Kisah kematian Trunojoyo akan tetap menjadi teka-teki dan yang akan selalu diingat adalah keberaniannya menolak berkongsi dengan kompeni. Keberpihakannya kepada rakyat kecil merupakan teladan yang patut digugu dan dikagumi. Kematian bukanlah akhir bagi seorang Trunojoyo, tetapi di saat kematiannya seluruh bakti dan pengorbanan dan keberpihakannya kepada kaum lemah dan tertindas terus hidup melampaui jamannya. Apakah dengan cara terbunuh atau karena dikelabui oleh penguasa Mataram, bukan merupakan persoalan yang utama, sebab apa yang dilakukan Trunojoyo tidak akan pernah dilupakan oleh bangsanya.
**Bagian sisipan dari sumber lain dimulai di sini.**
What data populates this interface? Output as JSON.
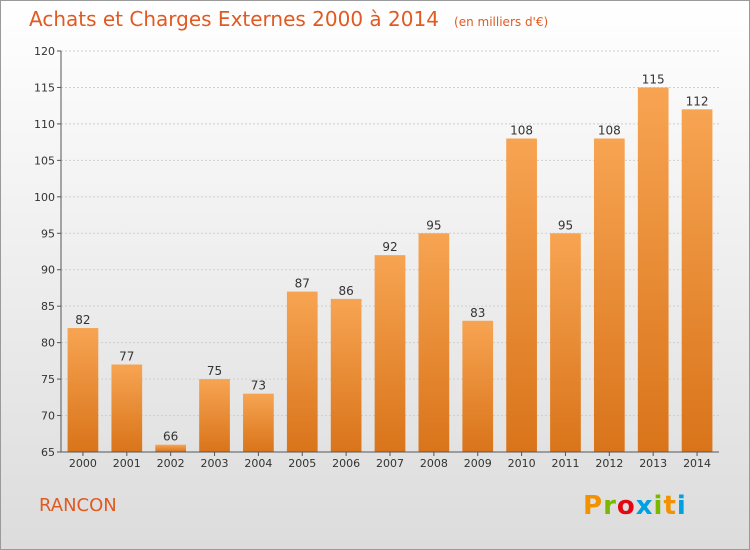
{
  "header": {
    "title": "Achats et Charges Externes 2000 à 2014",
    "unit": "(en milliers d'€)"
  },
  "footer": {
    "commune": "RANCON",
    "logo": {
      "letters": [
        "P",
        "r",
        "o",
        "x",
        "i",
        "t",
        "i"
      ],
      "colors": [
        "#f39200",
        "#7ab800",
        "#e30613",
        "#00a0e3",
        "#7ab800",
        "#f39200",
        "#00a0e3"
      ]
    }
  },
  "colors": {
    "bar_light": "#f7a452",
    "bar_dark": "#d9741a",
    "grid": "#cfcfcf",
    "axis": "#555555"
  },
  "chart_data": {
    "type": "bar",
    "title": "Achats et Charges Externes 2000 à 2014",
    "xlabel": "",
    "ylabel": "",
    "categories": [
      "2000",
      "2001",
      "2002",
      "2003",
      "2004",
      "2005",
      "2006",
      "2007",
      "2008",
      "2009",
      "2010",
      "2011",
      "2012",
      "2013",
      "2014"
    ],
    "values": [
      82,
      77,
      66,
      75,
      73,
      87,
      86,
      92,
      95,
      83,
      108,
      95,
      108,
      115,
      112
    ],
    "ylim": [
      65,
      120
    ],
    "yticks": [
      65,
      70,
      75,
      80,
      85,
      90,
      95,
      100,
      105,
      110,
      115,
      120
    ],
    "grid": true,
    "legend": "none"
  }
}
Kisah mengenai Trunojoyo di mata para pengagumnya merupakan sosok yang patut diteladani, sehingga tidak rela kalau dikatakan Pangeran Trunojoyo mati terbunuh. Para pengikut Trunojoyo sangat mengagumi sepak terjang Maka ketika beberapa seniman di Sampang; Samsul Arifin, Umar Fauzi Ballah dan kawan-kawan ingin mengulik dan mengarsipkan ingatan-ingatan organik mengenai Trunojoyo dalam ruang pendidikan dan seni sangat menarik dalam menjalankan pemerintahan yang berpihak kepada rakyat, membela keadilan dan kemanusiaan. Trunojoyo menjaga martabat bangsanya dengan tidak mau bekerja sama dengan kompeni, karena kebijakannya menyengsarakan rakyat.
Jika selama ini Trunojoyo dinyatakan moksa setelah peristiwa pembunuhan. Trunojoyo bukan hanya moksa secara fisik yang oleh beberapa pihak dinyatakan tubuhnya menghilang. Lebih jauh dari itu, hilangnya jasad fisik, tetapi telah mengabaikan fisiknya, namun budi dan baktinya terus menyala dan hidup sampai saat ini.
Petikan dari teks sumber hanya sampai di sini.